L’intelligence artificielle, une grande inconnue au fort potentiel

La population se montre ouverte à la prochaine étape de numérisation dans le secteur de la santé

Swiss eHealth Forum

Depuis 2009, le Baromètre de la cybersanté (eHealth Barometer) est collecté et établi dans le cadre du Swiss eHealth Forum. Les personnes interrogées sont à la fois des professionnels/acteurs de la santé et la population résidente. Il s’agit de faire le point sur l’état actuel et le développement de la cybersanté en Suisse. Le présent rapport présente les résultats de la population résidente.

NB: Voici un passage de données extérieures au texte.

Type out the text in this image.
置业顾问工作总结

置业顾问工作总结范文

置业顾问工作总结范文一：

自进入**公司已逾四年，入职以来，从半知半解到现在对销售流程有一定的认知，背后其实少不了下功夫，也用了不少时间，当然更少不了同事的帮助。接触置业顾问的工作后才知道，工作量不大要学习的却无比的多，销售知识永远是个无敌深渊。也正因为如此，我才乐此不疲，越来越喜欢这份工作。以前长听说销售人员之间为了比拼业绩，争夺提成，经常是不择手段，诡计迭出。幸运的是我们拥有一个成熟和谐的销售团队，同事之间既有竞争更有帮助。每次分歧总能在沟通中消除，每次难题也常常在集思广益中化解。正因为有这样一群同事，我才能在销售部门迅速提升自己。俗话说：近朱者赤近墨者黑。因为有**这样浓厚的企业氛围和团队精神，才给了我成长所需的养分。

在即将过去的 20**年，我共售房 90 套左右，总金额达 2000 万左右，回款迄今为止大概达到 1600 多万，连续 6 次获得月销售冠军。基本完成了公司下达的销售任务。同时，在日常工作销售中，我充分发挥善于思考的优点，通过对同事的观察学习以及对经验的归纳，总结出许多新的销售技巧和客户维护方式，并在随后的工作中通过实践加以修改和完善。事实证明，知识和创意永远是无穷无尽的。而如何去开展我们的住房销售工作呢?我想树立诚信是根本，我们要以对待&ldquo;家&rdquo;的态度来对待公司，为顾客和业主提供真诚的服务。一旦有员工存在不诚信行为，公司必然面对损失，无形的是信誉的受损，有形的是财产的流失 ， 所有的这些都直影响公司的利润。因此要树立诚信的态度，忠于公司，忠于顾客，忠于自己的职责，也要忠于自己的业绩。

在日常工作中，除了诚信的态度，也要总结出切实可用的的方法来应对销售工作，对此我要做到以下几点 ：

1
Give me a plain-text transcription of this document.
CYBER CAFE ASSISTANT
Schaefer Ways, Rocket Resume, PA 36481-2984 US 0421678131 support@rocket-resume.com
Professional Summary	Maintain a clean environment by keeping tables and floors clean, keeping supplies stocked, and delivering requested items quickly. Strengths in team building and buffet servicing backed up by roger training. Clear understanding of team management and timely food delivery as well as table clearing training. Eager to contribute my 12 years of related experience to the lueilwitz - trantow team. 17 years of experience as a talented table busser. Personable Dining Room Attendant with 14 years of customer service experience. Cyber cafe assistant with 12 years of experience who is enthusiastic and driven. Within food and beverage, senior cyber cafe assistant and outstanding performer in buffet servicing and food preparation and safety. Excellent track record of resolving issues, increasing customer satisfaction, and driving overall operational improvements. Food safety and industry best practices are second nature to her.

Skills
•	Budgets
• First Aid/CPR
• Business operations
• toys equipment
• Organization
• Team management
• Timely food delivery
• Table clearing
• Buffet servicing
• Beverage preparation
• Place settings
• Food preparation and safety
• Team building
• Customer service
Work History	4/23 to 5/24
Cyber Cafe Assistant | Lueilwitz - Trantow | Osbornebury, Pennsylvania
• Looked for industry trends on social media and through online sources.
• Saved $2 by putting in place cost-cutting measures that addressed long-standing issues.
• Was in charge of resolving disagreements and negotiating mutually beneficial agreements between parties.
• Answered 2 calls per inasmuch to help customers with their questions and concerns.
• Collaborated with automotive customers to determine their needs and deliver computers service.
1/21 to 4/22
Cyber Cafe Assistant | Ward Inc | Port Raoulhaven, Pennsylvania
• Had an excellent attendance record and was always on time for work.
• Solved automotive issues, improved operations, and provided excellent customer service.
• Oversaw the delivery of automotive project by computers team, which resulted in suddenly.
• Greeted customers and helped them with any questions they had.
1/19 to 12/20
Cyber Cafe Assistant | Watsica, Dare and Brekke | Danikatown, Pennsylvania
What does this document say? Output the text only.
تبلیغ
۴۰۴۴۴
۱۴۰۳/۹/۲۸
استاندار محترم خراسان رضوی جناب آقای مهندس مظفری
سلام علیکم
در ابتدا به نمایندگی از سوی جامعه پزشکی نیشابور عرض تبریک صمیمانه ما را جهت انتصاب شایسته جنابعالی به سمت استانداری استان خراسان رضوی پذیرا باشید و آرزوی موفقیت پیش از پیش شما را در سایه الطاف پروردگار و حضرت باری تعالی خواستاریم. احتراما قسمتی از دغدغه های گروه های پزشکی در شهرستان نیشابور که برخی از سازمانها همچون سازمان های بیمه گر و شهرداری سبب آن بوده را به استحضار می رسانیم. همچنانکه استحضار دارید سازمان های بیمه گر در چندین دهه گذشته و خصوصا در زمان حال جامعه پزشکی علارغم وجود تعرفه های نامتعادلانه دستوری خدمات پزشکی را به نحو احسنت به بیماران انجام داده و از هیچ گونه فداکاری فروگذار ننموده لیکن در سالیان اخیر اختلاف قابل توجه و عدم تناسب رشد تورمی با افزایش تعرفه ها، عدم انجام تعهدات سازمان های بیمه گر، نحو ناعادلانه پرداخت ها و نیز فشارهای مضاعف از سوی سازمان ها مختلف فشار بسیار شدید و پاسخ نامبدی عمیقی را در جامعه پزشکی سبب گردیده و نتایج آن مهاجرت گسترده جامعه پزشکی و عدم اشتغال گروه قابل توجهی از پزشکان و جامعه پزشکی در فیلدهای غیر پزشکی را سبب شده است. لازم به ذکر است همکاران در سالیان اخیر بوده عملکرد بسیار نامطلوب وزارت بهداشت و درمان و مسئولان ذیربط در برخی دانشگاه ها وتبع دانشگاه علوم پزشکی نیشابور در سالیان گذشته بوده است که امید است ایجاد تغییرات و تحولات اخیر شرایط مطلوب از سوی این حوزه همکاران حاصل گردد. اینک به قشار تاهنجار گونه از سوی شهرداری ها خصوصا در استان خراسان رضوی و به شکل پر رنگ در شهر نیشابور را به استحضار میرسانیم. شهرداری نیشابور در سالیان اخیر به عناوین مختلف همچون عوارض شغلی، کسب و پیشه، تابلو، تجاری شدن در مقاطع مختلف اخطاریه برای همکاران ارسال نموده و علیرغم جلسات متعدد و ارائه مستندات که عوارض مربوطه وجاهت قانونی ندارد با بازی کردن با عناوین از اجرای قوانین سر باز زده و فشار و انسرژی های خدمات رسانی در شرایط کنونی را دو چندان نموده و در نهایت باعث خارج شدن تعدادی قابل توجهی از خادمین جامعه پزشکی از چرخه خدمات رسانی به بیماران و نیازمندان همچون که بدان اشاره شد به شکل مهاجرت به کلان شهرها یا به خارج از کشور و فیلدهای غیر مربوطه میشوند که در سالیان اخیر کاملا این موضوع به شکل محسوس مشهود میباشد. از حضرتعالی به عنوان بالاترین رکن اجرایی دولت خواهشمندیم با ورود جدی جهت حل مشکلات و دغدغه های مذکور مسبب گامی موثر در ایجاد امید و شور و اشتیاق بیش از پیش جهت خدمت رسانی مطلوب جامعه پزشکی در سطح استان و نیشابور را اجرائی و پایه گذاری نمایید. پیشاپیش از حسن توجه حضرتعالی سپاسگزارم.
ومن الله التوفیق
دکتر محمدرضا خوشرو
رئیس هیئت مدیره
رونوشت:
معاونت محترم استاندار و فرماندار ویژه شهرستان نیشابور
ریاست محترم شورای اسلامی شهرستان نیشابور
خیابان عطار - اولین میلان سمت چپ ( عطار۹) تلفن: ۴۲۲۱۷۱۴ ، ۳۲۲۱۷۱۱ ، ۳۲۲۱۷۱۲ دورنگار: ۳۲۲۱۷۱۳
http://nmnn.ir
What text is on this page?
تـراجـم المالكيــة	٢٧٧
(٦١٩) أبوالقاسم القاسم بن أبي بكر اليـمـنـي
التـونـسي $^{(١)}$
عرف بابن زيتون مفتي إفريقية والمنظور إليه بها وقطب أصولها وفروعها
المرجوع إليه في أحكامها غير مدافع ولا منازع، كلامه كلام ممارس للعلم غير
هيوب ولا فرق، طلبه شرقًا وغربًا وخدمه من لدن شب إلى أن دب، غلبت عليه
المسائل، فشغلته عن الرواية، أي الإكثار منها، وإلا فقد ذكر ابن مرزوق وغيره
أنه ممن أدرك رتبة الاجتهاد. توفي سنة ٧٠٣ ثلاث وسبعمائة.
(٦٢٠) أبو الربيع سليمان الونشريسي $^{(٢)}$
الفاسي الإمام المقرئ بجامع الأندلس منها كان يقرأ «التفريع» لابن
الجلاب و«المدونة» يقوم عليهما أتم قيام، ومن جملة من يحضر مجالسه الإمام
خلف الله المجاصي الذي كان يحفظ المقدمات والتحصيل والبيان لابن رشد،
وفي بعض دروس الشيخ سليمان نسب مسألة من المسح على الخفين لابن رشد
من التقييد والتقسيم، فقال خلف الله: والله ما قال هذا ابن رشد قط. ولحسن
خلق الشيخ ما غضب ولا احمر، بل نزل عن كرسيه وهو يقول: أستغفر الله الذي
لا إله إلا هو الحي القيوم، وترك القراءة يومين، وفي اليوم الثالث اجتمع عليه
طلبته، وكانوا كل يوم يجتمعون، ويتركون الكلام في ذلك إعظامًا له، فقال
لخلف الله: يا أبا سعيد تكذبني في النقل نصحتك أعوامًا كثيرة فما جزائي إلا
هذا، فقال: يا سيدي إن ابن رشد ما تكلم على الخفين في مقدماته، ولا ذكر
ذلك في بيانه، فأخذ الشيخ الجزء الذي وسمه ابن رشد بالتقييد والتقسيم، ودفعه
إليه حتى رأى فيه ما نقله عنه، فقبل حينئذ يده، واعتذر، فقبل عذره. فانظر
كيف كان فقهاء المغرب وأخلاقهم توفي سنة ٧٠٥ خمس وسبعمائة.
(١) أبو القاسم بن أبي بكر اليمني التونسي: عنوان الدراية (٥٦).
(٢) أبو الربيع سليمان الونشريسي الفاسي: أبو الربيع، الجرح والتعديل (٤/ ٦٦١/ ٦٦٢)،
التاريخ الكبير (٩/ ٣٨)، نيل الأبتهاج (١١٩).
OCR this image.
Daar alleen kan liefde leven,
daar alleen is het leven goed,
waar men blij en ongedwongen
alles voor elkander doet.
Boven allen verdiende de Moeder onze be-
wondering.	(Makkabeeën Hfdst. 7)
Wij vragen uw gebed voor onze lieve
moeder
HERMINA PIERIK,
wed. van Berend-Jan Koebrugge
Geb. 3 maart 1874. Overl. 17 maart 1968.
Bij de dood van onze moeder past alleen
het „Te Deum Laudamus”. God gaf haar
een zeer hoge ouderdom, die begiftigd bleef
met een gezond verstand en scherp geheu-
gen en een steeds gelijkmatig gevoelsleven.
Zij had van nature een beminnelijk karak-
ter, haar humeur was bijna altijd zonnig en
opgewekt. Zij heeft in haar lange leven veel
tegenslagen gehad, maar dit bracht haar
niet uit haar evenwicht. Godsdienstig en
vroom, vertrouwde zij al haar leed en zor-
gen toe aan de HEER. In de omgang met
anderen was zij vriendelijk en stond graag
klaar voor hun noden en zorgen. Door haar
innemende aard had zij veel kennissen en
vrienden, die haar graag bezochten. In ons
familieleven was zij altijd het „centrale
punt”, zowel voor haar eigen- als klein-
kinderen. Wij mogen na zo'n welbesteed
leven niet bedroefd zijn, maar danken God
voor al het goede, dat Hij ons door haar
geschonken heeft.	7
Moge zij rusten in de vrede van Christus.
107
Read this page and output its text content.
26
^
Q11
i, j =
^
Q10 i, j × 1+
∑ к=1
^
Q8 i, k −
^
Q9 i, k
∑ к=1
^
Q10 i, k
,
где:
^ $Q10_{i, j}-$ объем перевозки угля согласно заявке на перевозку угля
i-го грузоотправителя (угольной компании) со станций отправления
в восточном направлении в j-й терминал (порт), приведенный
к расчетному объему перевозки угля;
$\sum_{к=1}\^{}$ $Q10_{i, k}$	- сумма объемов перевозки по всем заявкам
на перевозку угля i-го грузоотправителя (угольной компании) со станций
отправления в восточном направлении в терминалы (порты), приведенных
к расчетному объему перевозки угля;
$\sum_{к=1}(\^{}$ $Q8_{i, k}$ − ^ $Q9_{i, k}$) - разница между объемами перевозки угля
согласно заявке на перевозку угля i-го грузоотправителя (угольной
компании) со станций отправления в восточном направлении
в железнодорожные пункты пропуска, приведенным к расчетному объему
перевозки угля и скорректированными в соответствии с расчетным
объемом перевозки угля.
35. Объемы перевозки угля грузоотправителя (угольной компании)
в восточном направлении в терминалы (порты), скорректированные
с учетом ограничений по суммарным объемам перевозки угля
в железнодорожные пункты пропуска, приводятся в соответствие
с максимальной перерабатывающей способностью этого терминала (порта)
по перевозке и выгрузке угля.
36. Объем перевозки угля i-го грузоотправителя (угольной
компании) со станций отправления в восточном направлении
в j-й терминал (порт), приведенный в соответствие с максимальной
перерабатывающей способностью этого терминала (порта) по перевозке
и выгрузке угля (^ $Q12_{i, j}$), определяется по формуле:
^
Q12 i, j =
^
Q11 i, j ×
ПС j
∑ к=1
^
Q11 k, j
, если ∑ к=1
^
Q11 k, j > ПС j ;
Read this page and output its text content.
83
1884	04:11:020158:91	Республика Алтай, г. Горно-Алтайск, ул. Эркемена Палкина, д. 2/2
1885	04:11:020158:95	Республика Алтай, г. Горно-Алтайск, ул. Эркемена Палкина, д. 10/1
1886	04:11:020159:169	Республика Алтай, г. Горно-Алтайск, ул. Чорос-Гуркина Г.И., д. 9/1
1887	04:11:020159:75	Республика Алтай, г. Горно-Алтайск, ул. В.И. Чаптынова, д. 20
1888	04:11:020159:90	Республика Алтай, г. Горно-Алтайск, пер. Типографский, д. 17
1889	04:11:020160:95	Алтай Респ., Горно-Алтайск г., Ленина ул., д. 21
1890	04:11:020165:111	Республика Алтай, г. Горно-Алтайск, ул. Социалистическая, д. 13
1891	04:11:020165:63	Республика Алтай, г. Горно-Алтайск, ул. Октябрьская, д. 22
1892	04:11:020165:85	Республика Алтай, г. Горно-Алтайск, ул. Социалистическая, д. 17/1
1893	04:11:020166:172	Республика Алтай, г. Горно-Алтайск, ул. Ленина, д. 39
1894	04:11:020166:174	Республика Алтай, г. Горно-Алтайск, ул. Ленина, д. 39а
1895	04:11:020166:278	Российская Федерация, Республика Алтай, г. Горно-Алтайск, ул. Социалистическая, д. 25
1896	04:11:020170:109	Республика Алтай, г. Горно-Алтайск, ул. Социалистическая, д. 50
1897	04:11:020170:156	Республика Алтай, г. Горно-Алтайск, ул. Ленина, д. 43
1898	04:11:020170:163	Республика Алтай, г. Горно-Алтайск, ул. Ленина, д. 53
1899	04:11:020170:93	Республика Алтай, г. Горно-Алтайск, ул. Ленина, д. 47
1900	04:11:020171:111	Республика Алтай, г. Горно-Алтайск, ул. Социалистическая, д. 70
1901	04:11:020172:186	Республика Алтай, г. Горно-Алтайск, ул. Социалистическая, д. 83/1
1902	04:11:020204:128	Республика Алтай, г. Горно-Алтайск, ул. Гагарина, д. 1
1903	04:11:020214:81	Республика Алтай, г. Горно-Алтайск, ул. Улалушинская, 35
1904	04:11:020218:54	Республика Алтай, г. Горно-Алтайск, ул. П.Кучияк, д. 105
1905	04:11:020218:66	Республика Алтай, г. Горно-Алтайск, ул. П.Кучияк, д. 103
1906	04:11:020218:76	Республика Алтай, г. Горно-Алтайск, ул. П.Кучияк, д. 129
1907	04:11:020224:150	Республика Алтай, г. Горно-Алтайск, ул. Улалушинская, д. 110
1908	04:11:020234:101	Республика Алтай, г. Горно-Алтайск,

En adoptant la loi fédérale sur le dossier électronique du patient (LDEP) en juin 2015, le Parlement a posé un jalon législatif dans la mise en œuvre de la cybersanté en Suisse. Depuis avril 2020, les hôpitaux de soins aigus, les cliniques de rééducation et les psychiatries hospitalières doivent être les premiers établissements à être rattachés à une communauté de base. Cependant, en février 2020, le comité de programme «Introduction du DEP» a fait savoir que l’introduction serait retardée. C’est finalement à Aarau que le premier bureau d’ouverture pour le dossier électronique du patient a été mis en service en mai 2021. De nombreuses autres communautés de base sont venues s’ajouter au cours de l’année 2021. Depuis avril 2022, la connexion au dossier électronique du patient (DEP) est obligatoire pour toutes les maisons de retraite et de soins ainsi que les maisons de naissance. Une révision complète de la loi fédérale sur le dossier électronique du patient (LDEP) est prévue. Dans ce contexte, le Conseil fédéral a mis en consultation en juin 2023 un projet de révision de la LDEP. Le projet de révision comprend des mesures concrètes pour la diffusion et l’utilisation du DEP (par ex. modèle d’opt-out pour la population résidente), les règles de financement avec une répartition claire des tâches et des compétences entre la Confédération et les cantons, ainsi que la possibilité d’utiliser les données médicales pour la recherche. Afin que le financement du DEP soit assuré jusqu’à l’entrée en vigueur de la révision, le Conseil fédéral a également décidé d’un financement transitoire. Le Conseil national, en tant que conseil prioritaire, s’est déjà penché sur le projet lors de la session d’hiver de décembre 2023 et l’a approuvé.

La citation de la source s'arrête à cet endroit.